USA Rugby is the national governing body for rugby in America, and a member of the USOC and World Rugby. In 2016, Rugby Sevens returned to the Summer Games. USA Rugby works to develop the game on all levels and oversees four national teams, multiple collegiate and high school All-American sides, as well as an emerging Olympic development pathway for elite athletes. Rugby has also been designated an Emerging Sport for Women by the NCAA.
Sports Destination Management: Rugby is back in the Olympics. Are you seeing growth as a result?
Dan Payne: There has been, and continues to be, tremendous growth in the sport. Right now, we’re getting 250,000 to 300,000 impressions a day on the website. At the time of the Olympics, we were getting 36 million. It’s up to us as the governing body to make sure that interest turns into fans, and into participation.
We have had a lot of commercialization in the game and that has contributed to the growth. A few months ago, we sold out Soldier Field in Chicago for a game between Ireland and New Zealand. That helped prove you don’t need to have an American team to sell out a big facility.
SDM: It must have been great for Chicago.
Payne: It was. We had the field at a time when it wasn’t being used by the Bears, and what we saw was that a lot of people were flying in for the game. They were booking two- and three-night stays in the city.
SDM: When you’re looking for cities to host big events like that, what are you looking for in particular?

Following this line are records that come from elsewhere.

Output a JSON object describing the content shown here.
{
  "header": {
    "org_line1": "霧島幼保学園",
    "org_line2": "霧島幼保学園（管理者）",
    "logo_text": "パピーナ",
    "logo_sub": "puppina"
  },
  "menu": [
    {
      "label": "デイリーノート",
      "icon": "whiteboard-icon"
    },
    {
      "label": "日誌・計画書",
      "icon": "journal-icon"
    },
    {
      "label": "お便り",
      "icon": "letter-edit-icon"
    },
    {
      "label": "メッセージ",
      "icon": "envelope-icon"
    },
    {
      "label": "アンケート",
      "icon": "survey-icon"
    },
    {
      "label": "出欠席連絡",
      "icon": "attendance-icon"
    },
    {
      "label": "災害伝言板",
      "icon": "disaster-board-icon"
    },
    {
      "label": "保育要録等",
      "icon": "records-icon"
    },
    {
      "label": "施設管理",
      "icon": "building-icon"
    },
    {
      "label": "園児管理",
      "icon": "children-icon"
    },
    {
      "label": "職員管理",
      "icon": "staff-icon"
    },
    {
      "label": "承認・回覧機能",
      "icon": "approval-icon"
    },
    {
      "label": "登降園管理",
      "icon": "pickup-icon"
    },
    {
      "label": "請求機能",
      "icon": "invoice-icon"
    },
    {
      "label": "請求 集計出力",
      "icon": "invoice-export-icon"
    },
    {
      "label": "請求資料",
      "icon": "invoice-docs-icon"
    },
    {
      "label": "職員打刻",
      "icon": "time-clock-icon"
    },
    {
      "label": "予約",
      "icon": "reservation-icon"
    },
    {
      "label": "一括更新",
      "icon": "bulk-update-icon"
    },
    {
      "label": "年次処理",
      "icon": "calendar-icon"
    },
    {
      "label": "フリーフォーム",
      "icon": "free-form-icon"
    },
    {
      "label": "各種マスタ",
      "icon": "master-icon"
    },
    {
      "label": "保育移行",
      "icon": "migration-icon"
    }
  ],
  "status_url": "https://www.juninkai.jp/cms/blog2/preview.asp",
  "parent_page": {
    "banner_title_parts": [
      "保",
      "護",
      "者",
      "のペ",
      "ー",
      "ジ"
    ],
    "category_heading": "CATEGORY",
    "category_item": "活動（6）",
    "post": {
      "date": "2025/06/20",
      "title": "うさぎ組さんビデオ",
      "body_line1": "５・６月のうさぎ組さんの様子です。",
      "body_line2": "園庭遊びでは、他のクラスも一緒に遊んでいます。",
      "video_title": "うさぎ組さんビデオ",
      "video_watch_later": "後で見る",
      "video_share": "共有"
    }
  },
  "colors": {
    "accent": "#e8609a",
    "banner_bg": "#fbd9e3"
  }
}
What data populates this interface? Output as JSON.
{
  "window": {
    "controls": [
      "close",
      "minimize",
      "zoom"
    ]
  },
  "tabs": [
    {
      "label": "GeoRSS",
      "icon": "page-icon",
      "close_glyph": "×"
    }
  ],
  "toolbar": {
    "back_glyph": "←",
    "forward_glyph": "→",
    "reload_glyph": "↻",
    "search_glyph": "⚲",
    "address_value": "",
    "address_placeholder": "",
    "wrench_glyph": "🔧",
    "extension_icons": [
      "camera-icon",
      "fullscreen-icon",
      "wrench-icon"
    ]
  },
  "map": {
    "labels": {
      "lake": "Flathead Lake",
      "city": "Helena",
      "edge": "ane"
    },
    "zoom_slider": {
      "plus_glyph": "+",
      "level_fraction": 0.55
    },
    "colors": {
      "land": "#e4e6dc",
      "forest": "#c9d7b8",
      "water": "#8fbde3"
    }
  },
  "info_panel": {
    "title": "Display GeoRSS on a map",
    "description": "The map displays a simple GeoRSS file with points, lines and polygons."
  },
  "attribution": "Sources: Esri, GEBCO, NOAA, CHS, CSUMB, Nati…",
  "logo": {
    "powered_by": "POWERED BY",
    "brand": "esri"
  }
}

Payne: There has to be a local interest in rugby. Chicago has a very strong club scene and a lot of expats who have that grasp of the game. When we’re hosting a game, we also want to grow participation in and awareness of the sport. We know that with the right size stadium, the right climate and the right airport – in this case, we needed an international airport for the players who were flying in – that we could get a good fit.
SDM: Do you think there is more awareness among cities now of rugby?
Payne: Yes – we’re getting two to three inquiries a week about hosting any one of our 20 national championships. We also have a number of regional events we have to place.
SDM: Let’s talk a minute about what it takes to host. You had mentioned the strong club scene in Chicago. Does the presence of clubs and/or schools with rugby teams in an area play a role in hosting considerations?
Payne: We look for growth potential, and clubs and organizations are part of that. If there is a strong rugby community that is budding, an event can help move that along. We always want to help drive awareness, which drives the potential for increased participation.
SDM: In terms of facilities, what does rugby need? What is it using?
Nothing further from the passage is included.